Clear as much space as possible/ needed to give yourself a large, safe, work area. Look out for, and avoid, any sharp nails sticking out from the roof and beams. And tidy any possible trip hazards, such as trailing leads.
If your loft floor isn’t sufficiently boarded, movement can be tricky. Never stand on the plasterboard as this won’t bear your weight and only stand on the ceiling joists if you have to.
For easier movement in the loft, we recommend using walk boards (also known as crawl boards) laid across the joists. If a top layer of insulation is already in place on the loft floor, roll it back to reveal the top of the joists and then lay the walk boards on them.
These walk boards can be lifted and moved as you work around the loft. It’s useful to have more than one walk board so you can stand on one while you move the other (consider using three when working in large lofts).
We offer a pack of three chipboard loft boards that are ideal for this. The compact size of each board makes it easy to pass through a loft hatch and manoeuvre into position. They’re 1220millimetres(mm) long, so span four ceiling joists fitted at 400mm spacings (the most common in the UK) or three joists at 600mm spacings. The boards are wide enough for you to kneel on, but not too large to make them difficult to manoeuvre or move around.
When working on, avoid having too much overhang on either of the end joists. If you stand close to the overhanging end of the board it will become unstable and act like a see-saw. And don't rest walk boards directly on top of electricity cables or water pipes.

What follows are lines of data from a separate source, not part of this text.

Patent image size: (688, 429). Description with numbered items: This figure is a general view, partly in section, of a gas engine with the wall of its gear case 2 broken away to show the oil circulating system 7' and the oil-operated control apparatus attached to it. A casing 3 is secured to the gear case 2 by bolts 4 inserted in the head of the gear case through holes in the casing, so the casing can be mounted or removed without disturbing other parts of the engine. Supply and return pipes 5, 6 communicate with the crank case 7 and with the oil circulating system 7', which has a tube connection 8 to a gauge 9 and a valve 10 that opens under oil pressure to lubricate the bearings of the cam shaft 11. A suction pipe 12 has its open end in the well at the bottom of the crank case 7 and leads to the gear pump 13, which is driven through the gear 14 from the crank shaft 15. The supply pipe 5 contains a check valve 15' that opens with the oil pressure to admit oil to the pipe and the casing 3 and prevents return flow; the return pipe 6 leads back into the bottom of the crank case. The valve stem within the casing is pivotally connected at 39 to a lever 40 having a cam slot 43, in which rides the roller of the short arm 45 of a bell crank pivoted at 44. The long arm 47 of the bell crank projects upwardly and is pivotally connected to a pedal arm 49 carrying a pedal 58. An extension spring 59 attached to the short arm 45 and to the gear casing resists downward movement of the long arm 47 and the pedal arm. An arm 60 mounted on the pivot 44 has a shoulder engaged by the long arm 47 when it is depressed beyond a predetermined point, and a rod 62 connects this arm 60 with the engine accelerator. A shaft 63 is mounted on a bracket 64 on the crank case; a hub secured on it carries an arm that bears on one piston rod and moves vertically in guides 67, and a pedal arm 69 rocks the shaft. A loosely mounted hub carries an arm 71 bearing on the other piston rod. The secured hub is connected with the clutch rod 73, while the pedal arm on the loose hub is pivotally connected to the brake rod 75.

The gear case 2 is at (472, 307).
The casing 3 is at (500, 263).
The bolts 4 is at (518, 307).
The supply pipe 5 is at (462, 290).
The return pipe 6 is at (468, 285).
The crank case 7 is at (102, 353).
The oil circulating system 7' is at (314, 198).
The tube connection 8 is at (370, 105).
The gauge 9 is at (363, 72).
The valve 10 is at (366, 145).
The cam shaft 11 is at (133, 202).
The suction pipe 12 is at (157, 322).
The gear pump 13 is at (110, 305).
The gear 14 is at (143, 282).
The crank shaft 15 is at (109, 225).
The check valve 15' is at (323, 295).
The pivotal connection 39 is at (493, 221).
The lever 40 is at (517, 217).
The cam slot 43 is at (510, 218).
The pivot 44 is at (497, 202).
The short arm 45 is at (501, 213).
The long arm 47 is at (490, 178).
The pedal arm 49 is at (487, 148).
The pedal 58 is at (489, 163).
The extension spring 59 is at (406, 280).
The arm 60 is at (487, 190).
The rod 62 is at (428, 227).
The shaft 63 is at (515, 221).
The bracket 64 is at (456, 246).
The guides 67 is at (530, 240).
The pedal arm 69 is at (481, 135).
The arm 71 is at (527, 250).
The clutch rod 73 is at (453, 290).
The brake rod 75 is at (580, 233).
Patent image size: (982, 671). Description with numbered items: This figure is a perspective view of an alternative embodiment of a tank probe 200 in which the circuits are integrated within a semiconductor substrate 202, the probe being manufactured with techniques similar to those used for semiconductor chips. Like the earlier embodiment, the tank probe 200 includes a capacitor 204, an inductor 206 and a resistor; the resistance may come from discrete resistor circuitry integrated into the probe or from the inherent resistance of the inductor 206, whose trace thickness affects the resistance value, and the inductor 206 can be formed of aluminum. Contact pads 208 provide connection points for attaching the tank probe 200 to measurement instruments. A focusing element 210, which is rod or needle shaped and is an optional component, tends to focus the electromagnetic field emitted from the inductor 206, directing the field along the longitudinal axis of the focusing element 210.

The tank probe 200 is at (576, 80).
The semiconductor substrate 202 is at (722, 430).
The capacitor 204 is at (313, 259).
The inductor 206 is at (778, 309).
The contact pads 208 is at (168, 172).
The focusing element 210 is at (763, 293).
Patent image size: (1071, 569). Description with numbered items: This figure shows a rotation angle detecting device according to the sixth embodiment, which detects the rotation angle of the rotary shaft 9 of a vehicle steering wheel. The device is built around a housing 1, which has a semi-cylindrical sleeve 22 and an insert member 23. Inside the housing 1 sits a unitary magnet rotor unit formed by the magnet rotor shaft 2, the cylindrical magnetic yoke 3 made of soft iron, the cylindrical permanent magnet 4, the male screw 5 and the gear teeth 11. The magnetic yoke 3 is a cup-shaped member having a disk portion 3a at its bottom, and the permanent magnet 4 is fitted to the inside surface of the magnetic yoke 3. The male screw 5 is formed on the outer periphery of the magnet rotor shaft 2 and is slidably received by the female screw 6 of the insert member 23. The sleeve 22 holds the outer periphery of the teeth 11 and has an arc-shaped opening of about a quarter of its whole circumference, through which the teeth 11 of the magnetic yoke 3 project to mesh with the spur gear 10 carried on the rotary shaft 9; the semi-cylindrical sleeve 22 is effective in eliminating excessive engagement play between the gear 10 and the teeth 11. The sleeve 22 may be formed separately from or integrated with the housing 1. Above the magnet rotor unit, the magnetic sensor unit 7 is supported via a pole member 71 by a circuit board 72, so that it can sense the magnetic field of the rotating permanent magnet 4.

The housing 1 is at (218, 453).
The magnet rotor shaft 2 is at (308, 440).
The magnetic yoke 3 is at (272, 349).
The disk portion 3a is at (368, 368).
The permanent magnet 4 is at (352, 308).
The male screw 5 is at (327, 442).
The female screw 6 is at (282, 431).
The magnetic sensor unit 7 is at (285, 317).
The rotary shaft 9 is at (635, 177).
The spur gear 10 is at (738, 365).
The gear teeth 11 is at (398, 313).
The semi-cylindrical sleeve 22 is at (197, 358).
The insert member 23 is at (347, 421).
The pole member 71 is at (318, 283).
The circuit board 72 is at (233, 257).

Does your loft have loose insulation? If so, try to disturb it as little as possible to minimise the fibres from spreading. If possible, consider closing the loft hatch to prevent it from entering the home. Though if there’s a lock on your latch door, be sure to tell people that you’re in there beforehand so that you don’t get locked in accidentally.
If your task takes a long time, take plenty of breaks. Working in a loft can often be uncomfortable and tiring, requiring a lot of concentration and energy, so beware of fatigue and rest when tired. Wash your hands during breaks and remember to stay hydrated – especially as lofts can be hot and stuffy. Take regular drinking breaks to avoid getting dehydrated.
When you’ve finished working in the loft, place your clothing in a large bin liner or refuse sack and shake it outside before washing. This is to remove as many insulation fibres as possible before washing thoroughly and separately from other clothing.
Clean safety goggles with cleaning wipes before storing away and bin your dust mask (if it's disposable).
Use a damp cloth to wipe down any areas outside the loft hatch covered by insulation fibres and vacuum carpets and flooring. And finish by washing your hands. This will help stop itchy fibres spreading to your face or anything else you touch.